Canadian pilots are increasingly aiming for higher-paying cockpits in airlines across the border.
At least 147 Canadian pilots applied for licences to fly commercial jets in the US in 2022, up manifold from the 39 in 2021, according to a Reuters report drawing on previously unpublished data from the Federal Aviation Administration (FAA).
For these Canadian pilots, the grass is indeed greener on the other side of the 49th parallel. In recent months, almost every major US airline has awarded its pilots big pay hikes and improved benefits to avert strikes. Further, even posing the threat of an exodus of Canadian pilots will work in favor of those who stay on to negotiate their contracts with homegrown carriers, which will lose their leverage as they grew strapped for skiller labor.
As more Canadian staff depart for US skies, the pilots who remain home will push their employers to catch up to the purses offered by American airlines.
“Pilots in the US have recently secured significant wage increases and other contractual improvements, creating an embarrassing gap with Canada,” Charlene Hudy, a union leader of the Air Canada Pilots Association, said in a statement after Delta pilots won their contract in March.
For the ACPA, which represents Air Canada’s 4,500 pilots, the annual 2% wage increase they’ve been receiving since 2014 doesn’t cut it anymore. Air Canada pilots, whose contract expires on Sep. 29, have been pressing for higher raises. And the airline, which just cut six routes citing a pilot shortage, may be more amenable to these demands as the supply of pilots tightens further.
Some Canadian aviation companies have already begun to follow in the footsteps of their US counterparts. Westjet, based in Calgary, gave its pilots a new contract raising wages by 24% over four years, making its crews the highest-paid on narrow-body aircraft in Canada. At Sunwing, a leisure airline headquartered in Toronto, pilots negotiated a 23% wage increase for 2023, with an additional 2.5% hike to follow in January 2024.
American airlines are desperately seeking trained pilots.
“A higher than normal number of pilot retirements, more stringent duty time regulations, increased flight hour requirements for commercial airline pilots, reductions in the number of military pilots entering the commercial workforce and other factors have caused a shortage of pilots that could materially adversely affect our business,” American Airlines, the US’s top carrier, warned in a regulatory filing as far back as 2018.
Five years later, airlines are still trying to solve this shortage—some by advocating raising the retirement age from 65 to 67, and others by asking to reduce the number of hours a trainee needs to clock before flying.
Not everyone agrees that there’s a shortage, though.
The Air Line Pilots Association (ALPA), the world’s largest union of pilots, suggests that the claims of shortages are an attempt to distract from corporate mismanagement. The union argues that airlines assumed demand for air travel would recover slowly in the aftermath of the pandemic and so “bumped pilots off larger aircraft, displaced pilots across aircraft and fleet types, and put pilots on inactive status”—all to cut costs. Now that air travel has bounced back rapidly, airlines are falling short on time, money, and training capacity to fill positions.
At United, pilots have been refusing promotions to captaincy—not because they’re unqualified or unavailable, but because the schedules are erratic and the pay raise unsubstantial.

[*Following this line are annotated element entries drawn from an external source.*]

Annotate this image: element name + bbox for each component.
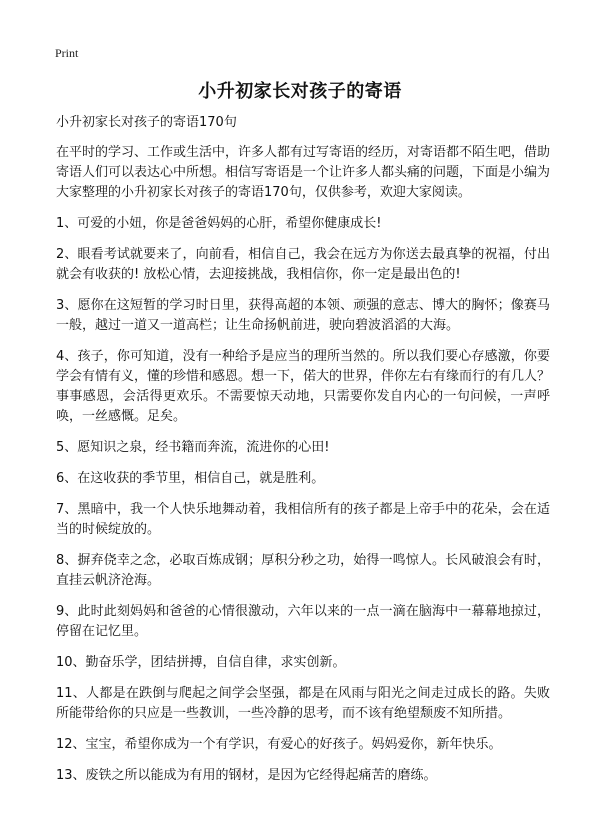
list-item: 3、愿你在这短暂的学习时日里，获得高超的本领、顽强的意志、博大的胸怀；像赛马一般，越过一道又一道高栏；让生命扬帆前进，驶向碧波滔滔的大海。 bbox=[56, 298, 550, 333]
list-item: 9、此时此刻妈妈和爸爸的心情很激动，六年以来的一点一滴在脑海中一幕幕地掠过，停留在记忆里。 bbox=[56, 604, 550, 639]
list-item: 7、黑暗中，我一个人快乐地舞动着，我相信所有的孩子都是上帝手中的花朵，会在适当的时候绽放的。 bbox=[56, 502, 550, 537]
article-subtitle: 小升初家长对孩子的寄语170句 bbox=[56, 115, 237, 130]
list-item: 8、摒弃侥幸之念，必取百炼成钢；厚积分秒之功，始得一鸣惊人。长风破浪会有时，直挂云帆济沧海。 bbox=[56, 553, 550, 588]
intro-paragraph: 在平时的学习、工作或生活中，许多人都有过写寄语的经历，对寄语都不陌生吧，借助寄语人们可以表达心中所想。相信写寄语是一个让许多人都头痛的问题，下面是小编为大家整理的小升初家长对孩子的寄语170句，仅供参考，欢迎大家阅读。 bbox=[56, 145, 551, 200]
list-item: 11、人都是在跌倒与爬起之间学会坚强，都是在风雨与阳光之间走过成长的路。失败所能带给你的只应是一些教训，一些冷静的思考，而不该有绝望颓废不知所措。 bbox=[56, 686, 550, 721]
list-item: 2、眼看考试就要来了，向前看，相信自己，我会在远方为你送去最真挚的祝福，付出就会有收获的! 放松心情，去迎接挑战，我相信你，你一定是最出色的! bbox=[56, 247, 550, 282]
print-link[interactable]: Print bbox=[55, 46, 79, 60]
page-title: 小升初家长对孩子的寄语 bbox=[198, 81, 402, 102]
list-item: 1、可爱的小妞，你是爸爸妈妈的心肝，希望你健康成长! bbox=[56, 216, 382, 231]
list-item: 6、在这收获的季节里，相信自己，就是胜利。 bbox=[56, 471, 325, 486]
list-item: 5、愿知识之泉，经书籍而奔流，流进你的心田! bbox=[56, 440, 330, 455]
list-item: 10、勤奋乐学，团结拼搏，自信自律，求实创新。 bbox=[56, 655, 346, 670]
list-item: 12、宝宝，希望你成为一个有学识，有爱心的好孩子。妈妈爱你，新年快乐。 bbox=[56, 737, 502, 752]
article-body bbox=[56, 113, 550, 797]
list-item: 13、废铁之所以能成为有用的钢材，是因为它经得起痛苦的磨练。 bbox=[56, 768, 437, 783]
list-item: 4、孩子，你可知道，没有一种给予是应当的理所当然的。所以我们要心存感激，你要学会有情有义，懂的珍惜和感恩。想一下，偌大的世界，伴你左右有缘而行的有几人？事事感恩，会活得更欢乐。不需要惊天动地，只需要你发自内心的一句问候，一声呼唤，一丝感慨。足矣。 bbox=[56, 349, 551, 424]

Eligible pilots with American Airlines and Delta are also turning down such opportunities. With so many captains’ seats going vacant, flights schedules are being cut down.
“So, although we don’t have a pilot shortage, we do have a shortage of airline executives willing to stand by their business decisions to cut air service and be upfront about their intentions to skirt safety rules and hire inexperienced workers for less pay,” the ALPA wrote on a webpage “debunking the pilot shortage myth.”
46%: The compensation hike that American Airlines pilots negotiated last months, to apply over the next four years
34%: The boost to average pilot pay over four years that Delta pilots negotiated in March
40%: The pay hike over the next four years that United pilots negotiated
5,000: The number of pilots who could stay on the job if the retirement age were to be raised by two years, according to the Regional Airline Association (RAA)
6,000: The glut of pilots between 2019 and 2021, when a total of 15,591 new air transport pilot (ATP and R-ATP) licenses were issued, even as just 9,671 pilots retired, as per ALPA
$63 billion: The volume of taxpayer subsidies that US airlines received in three tranches to maintain their workforce during the pandemic
80,000: The predicted global pilot shortage by 2032, “absent a downturn in future demand and/or strenuous efforts by the industry to bolster the supply of pilots,” according to the management consultancy Oliver Wyman
It’s not just Canadian pilots who’re looking to the US for fatter paychecks. The overall number of foreign applications also doubled to 1,442, the FAA data shows. Globally, pilots are looking to cash in on the combination of high travel demand and historic wage increases in the US aviation industry.